At the highest elevation, the train pierced through clouds, the ground covered in snow, the evergreens becoming more sparse. Finally, after a stop at Fort William, the train pulled into the Beasdale station, where Mr. Burns was waiting to meet them and drive them back to Arisaig House. There was the sharp blow of a whistle, the scents of wood smoke and pine, and the tang of the sea. The tall pine trees were dusted with snow.
“Welcome, Miss Sanderson,” Mr. Burns said, pipe clenched between his teeth. “I hear you’ll be staying with us for a time.”
“Yes, thank you, I do appreciate it.”
“You must sign the Official Secrets Act.”
“I have already.”
His bushy eyebrows raised. “You have?”
“Yes, in July 1940. It should be on record.” Sarah shot Maggie a look. “So, what exactly do you do for the war effort, Maggie?”
Maggie gave a sly grin. “Oh, a little bit of this and a little bit of that.”
“Your cat missed you,” Mr. Burns remarked as they climbed into his jeep. “And he was quite vocal about it. Mr. Fraser was not pleased. Neither was Riska.”
It was cold and damp, the omnipresent damp that seeped into bones. The kind of cold only a hot bath and hours by the fire would dispel.

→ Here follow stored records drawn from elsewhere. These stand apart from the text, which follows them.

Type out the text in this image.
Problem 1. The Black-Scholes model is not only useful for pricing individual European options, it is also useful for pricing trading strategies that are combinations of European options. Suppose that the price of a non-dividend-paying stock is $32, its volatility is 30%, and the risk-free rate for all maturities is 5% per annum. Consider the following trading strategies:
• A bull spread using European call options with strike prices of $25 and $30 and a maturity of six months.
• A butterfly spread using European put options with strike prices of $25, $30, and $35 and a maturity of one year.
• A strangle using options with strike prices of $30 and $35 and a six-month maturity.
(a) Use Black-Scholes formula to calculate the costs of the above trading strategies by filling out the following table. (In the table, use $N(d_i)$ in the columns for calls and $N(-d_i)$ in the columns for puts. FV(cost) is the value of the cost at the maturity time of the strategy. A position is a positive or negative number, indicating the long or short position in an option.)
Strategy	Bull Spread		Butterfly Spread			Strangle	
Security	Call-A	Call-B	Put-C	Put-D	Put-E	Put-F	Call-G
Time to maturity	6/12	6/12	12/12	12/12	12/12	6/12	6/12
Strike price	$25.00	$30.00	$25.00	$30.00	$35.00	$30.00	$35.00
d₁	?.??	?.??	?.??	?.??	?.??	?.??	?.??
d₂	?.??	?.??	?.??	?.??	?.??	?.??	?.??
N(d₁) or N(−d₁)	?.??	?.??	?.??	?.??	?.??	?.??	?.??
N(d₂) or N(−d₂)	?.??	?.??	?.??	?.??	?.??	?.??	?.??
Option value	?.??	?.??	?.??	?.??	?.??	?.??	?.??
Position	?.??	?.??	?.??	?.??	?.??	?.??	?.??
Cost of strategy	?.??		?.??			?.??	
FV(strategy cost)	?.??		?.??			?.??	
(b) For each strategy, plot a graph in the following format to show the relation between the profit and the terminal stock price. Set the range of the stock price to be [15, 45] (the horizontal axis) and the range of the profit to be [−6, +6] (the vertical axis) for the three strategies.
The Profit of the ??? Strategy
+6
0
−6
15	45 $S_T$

And so once they were back in her little apartment, Maggie lit a fire and ran Sarah a bath. While Sarah was in the W.C., she went through the icebox. Arisaig House’s cook, Mrs. MacLean, had left a pot of stew that Maggie put on the stove to reheat. The aroma of the rich stew filled the room as the flickering fire warmed it.
However, K was nowhere to be found.
“K? K?” Maggie called. “Mr. K?”
She found him on her bed. He gazed at her, rose, stretched, and began to speak. If it had been English, it would have been profanity of the worst sort. “Meeeeeeeeeeh!” he chided. “Meh! Meh! Meeeeeeeeh!” And then turned his back on her, wrapping his tail around his body.
“I think you’re in a bit of hot water there, Maggie,” Sarah said, fresh from the bath, wearing one of Maggie’s flannel dressing gowns, her hair in a towel. “He seems a bit put out.”